The right answer is often a "boring," broadly-capable language (Java, Go, C#, Python) rather than the most exciting one — because a default is judged by its worst-case fit across many teams, not its best-case fit for one. The altitude of the decision changes the weights. Selecting for one service and selecting an org default are different problems wearing the same words.


7. Documenting the decision (the part people skip)
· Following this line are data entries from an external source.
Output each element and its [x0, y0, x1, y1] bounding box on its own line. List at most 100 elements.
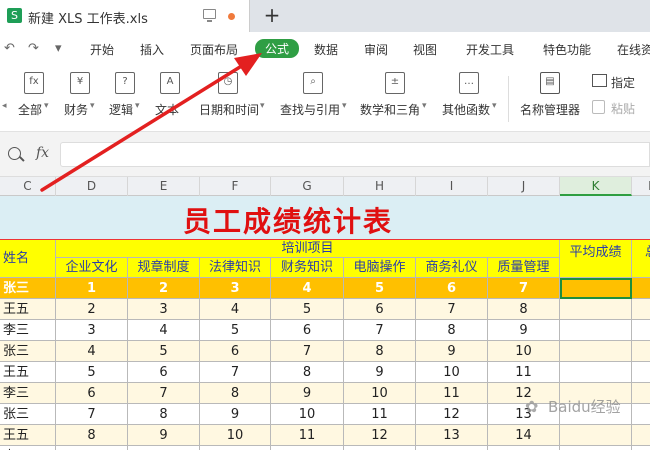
score-cell[interactable]: 12 — [416, 404, 488, 425]
score-cell[interactable]: 2 — [128, 278, 200, 299]
score-cell[interactable]: 5 — [271, 299, 344, 320]
lookup-reference-icon[interactable]: ⌕ — [303, 72, 323, 94]
menu-features[interactable]: 特色功能 — [543, 41, 591, 58]
score-cell[interactable]: 4 — [271, 278, 344, 299]
score-cell[interactable]: 11 — [416, 383, 488, 404]
average-cell[interactable] — [560, 425, 632, 446]
score-cell[interactable]: 3 — [128, 299, 200, 320]
row-name-cell[interactable]: 王五 — [0, 299, 56, 320]
column-header-j[interactable]: J — [488, 177, 560, 196]
score-cell[interactable]: 6 — [416, 278, 488, 299]
row-name-cell[interactable]: 李三 — [0, 320, 56, 341]
redo-icon[interactable]: ↷ — [28, 41, 39, 56]
ribbon-text[interactable]: 文本 — [155, 101, 179, 118]
chevron-down-icon[interactable]: ▾ — [90, 101, 95, 111]
menu-data[interactable]: 数据 — [314, 41, 338, 58]
date-time-icon[interactable]: ◷ — [218, 72, 238, 94]
score-cell[interactable]: 12 — [271, 446, 344, 450]
menu-review[interactable]: 审阅 — [364, 41, 388, 58]
name-manager-icon[interactable]: ▤ — [540, 72, 560, 94]
score-cell[interactable]: 4 — [128, 320, 200, 341]
monitor-icon[interactable] — [203, 9, 216, 22]
score-cell[interactable]: 3 — [200, 278, 271, 299]
score-cell[interactable]: 7 — [488, 278, 560, 299]
score-cell[interactable]: 3 — [56, 320, 128, 341]
score-cell[interactable]: 4 — [56, 341, 128, 362]
zoom-search-icon[interactable] — [8, 147, 21, 160]
header-item-cell[interactable]: 质量管理 — [488, 258, 560, 278]
score-cell[interactable]: 11 — [488, 362, 560, 383]
ribbon-define-name[interactable]: 指定 — [611, 74, 635, 91]
score-cell[interactable]: 5 — [128, 341, 200, 362]
quick-access-more-icon[interactable]: ▾ — [55, 41, 62, 56]
sheet-title-band[interactable]: 员工成绩统计表 — [0, 196, 650, 240]
extra-cell[interactable] — [632, 362, 650, 383]
column-header-h[interactable]: H — [344, 177, 416, 196]
score-cell[interactable]: 8 — [344, 341, 416, 362]
extra-cell[interactable] — [632, 425, 650, 446]
score-cell[interactable]: 8 — [488, 299, 560, 320]
text-function-icon[interactable]: A — [160, 72, 180, 94]
header-item-cell[interactable]: 规章制度 — [128, 258, 200, 278]
score-cell[interactable]: 10 — [416, 362, 488, 383]
score-cell[interactable]: 15 — [488, 446, 560, 450]
logic-icon[interactable]: ? — [115, 72, 135, 94]
row-name-cell[interactable]: 张三 — [0, 341, 56, 362]
column-header-g[interactable]: G — [271, 177, 344, 196]
insert-function-icon[interactable]: fx — [24, 72, 44, 94]
header-item-cell[interactable]: 法律知识 — [200, 258, 271, 278]
score-cell[interactable]: 13 — [344, 446, 416, 450]
other-functions-icon[interactable]: … — [459, 72, 479, 94]
score-cell[interactable]: 8 — [416, 320, 488, 341]
column-header-e[interactable]: E — [128, 177, 200, 196]
extra-cell[interactable] — [632, 299, 650, 320]
score-cell[interactable]: 8 — [271, 362, 344, 383]
menu-online[interactable]: 在线资 — [617, 41, 650, 58]
extra-cell[interactable] — [632, 278, 650, 299]
score-cell[interactable]: 11 — [344, 404, 416, 425]
header-average-cell[interactable]: 平均成绩 — [560, 240, 632, 278]
score-cell[interactable]: 6 — [200, 341, 271, 362]
score-cell[interactable]: 9 — [200, 404, 271, 425]
score-cell[interactable]: 9 — [488, 320, 560, 341]
score-cell[interactable]: 14 — [416, 446, 488, 450]
score-cell[interactable]: 2 — [56, 299, 128, 320]
ribbon-scroll-left-icon[interactable]: ◂ — [2, 101, 7, 111]
column-header-i[interactable]: I — [416, 177, 488, 196]
math-trig-icon[interactable]: ± — [385, 72, 405, 94]
score-cell[interactable]: 11 — [200, 446, 271, 450]
row-name-cell[interactable]: 李三 — [0, 446, 56, 450]
score-cell[interactable]: 5 — [344, 278, 416, 299]
new-tab-button[interactable]: + — [262, 3, 282, 27]
menu-formula[interactable]: 公式 — [255, 39, 300, 58]
row-name-cell[interactable]: 王五 — [0, 425, 56, 446]
score-cell[interactable]: 8 — [200, 383, 271, 404]
average-cell[interactable] — [560, 320, 632, 341]
score-cell[interactable]: 9 — [128, 425, 200, 446]
row-name-cell[interactable]: 李三 — [0, 383, 56, 404]
score-cell[interactable]: 7 — [56, 404, 128, 425]
row-name-cell[interactable]: 张三 — [0, 404, 56, 425]
chevron-down-icon[interactable]: ▾ — [135, 101, 140, 111]
chevron-down-icon[interactable]: ▾ — [342, 101, 347, 111]
ribbon-other-functions[interactable]: 其他函数 — [442, 101, 490, 118]
ribbon-all-functions[interactable]: 全部 — [18, 101, 42, 118]
row-name-cell[interactable]: 王五 — [0, 362, 56, 383]
score-cell[interactable]: 6 — [56, 383, 128, 404]
menu-developer[interactable]: 开发工具 — [466, 41, 514, 58]
menu-insert[interactable]: 插入 — [140, 41, 164, 58]
fx-icon[interactable]: fx — [36, 145, 49, 161]
undo-icon[interactable]: ↶ — [4, 41, 15, 56]
menu-view[interactable]: 视图 — [413, 41, 437, 58]
score-cell[interactable]: 10 — [344, 383, 416, 404]
finance-icon[interactable]: ¥ — [70, 72, 90, 94]
average-cell[interactable] — [560, 278, 632, 299]
chevron-down-icon[interactable]: ▾ — [44, 101, 49, 111]
score-cell[interactable]: 6 — [344, 299, 416, 320]
score-cell[interactable]: 6 — [128, 362, 200, 383]
ribbon-finance[interactable]: 财务 — [64, 101, 88, 118]
score-cell[interactable]: 14 — [488, 425, 560, 446]
column-header-c[interactable]: C — [0, 177, 56, 196]
score-cell[interactable]: 6 — [271, 320, 344, 341]
score-cell[interactable]: 10 — [271, 404, 344, 425]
Capture the decision in an ADR (Architecture Decision Record) — a short, dated markdown file in the repo:

# ADR-014: Backend language for the Payments service

## Status: Accepted (2024-03-12)

## Context
We need a language for the new payments API. Constraints: PCI-relevant,
must integrate with our Java fraud-scoring service, team is Java-heavy.

## Decision
Java (Spring Boot).

## Rationale
- Team expertise (weight 30): the on-call team is fluent in Java.
- Correctness (weight 15): strong typing + mature testing matters for payments.
- Ecosystem (weight 20): best-in-class payment & crypto libraries.
- Go scored higher on raw performance, but performance is not our bottleneck
  here (we're I/O-bound on the DB and external PSP calls).

## Consequences
- Consistent with fraud-scoring service (shared libraries, shared on-call knowledge).
- Accept slower cold-start; not deploying this on scale-to-zero serverless.
- Revisit if latency SLOs tighten below 10ms p99.

This single file is worth more than the matrix itself. A year later, when someone asks "why is payments in Java?", the answer is written down, dated, and reviewable — including the revisit trigger. The decision becomes a thing the org can learn from instead of re-litigate.


8. Common mistakes at this level

False precision. Presenting "Java 460, Go 375" as if the 85-point gap is meaningful. These are subjective 1–5 scores; treat the totals as coarse signals. A 10-point gap is a tie. Report ranges and confidence, not decimals.

Criteria that don't discriminate. If every candidate scores 4 on "has a package manager," that row is dead weight — it adds nothing and dilutes the criteria that do differ. Drop criteria where all candidates are roughly equal.

Forgetting whose scores they are. "Team expertise: Go = 3" — for whom? Score for the actual humans who'll build and maintain this, not an abstract average engineer.

Optimizing the build, ignoring the run. The matrix is heavy on "how nice to write" and silent on "how expensive to operate, hire, and maintain." Those long-tail costs usually dwarf the writing experience.


9. Quick rules

  • Run the deal-breaker filter before any scoring — hard constraints short-circuit the matrix.
  • Build a weighted matrix; the weights encode what this project actually values.
  • Do a sensitivity check — know which weight would flip the answer, and debate that.
  • When the number and the gut disagree, find the missing criterion; never override silently.
  • Never reverse-engineer weights to justify a pre-made choice.
  • Write an ADR with a revisit trigger. The reasoning is the deliverable, not the winner.

10. What's next

Topic File
When criteria conflict irreconcilably and there's no clean winner senior.md
Selection as an org-wide political and economic decision professional.md
Build and defend your own decision matrices tasks.md
Interview framing of structured selection interview.md

Memorize this: the weighted matrix doesn't make the decision — it makes the decision honest. Filter on hard constraints first, score what genuinely differs, and write the ADR with a revisit trigger. The number starts the conversation; your judgment finishes it.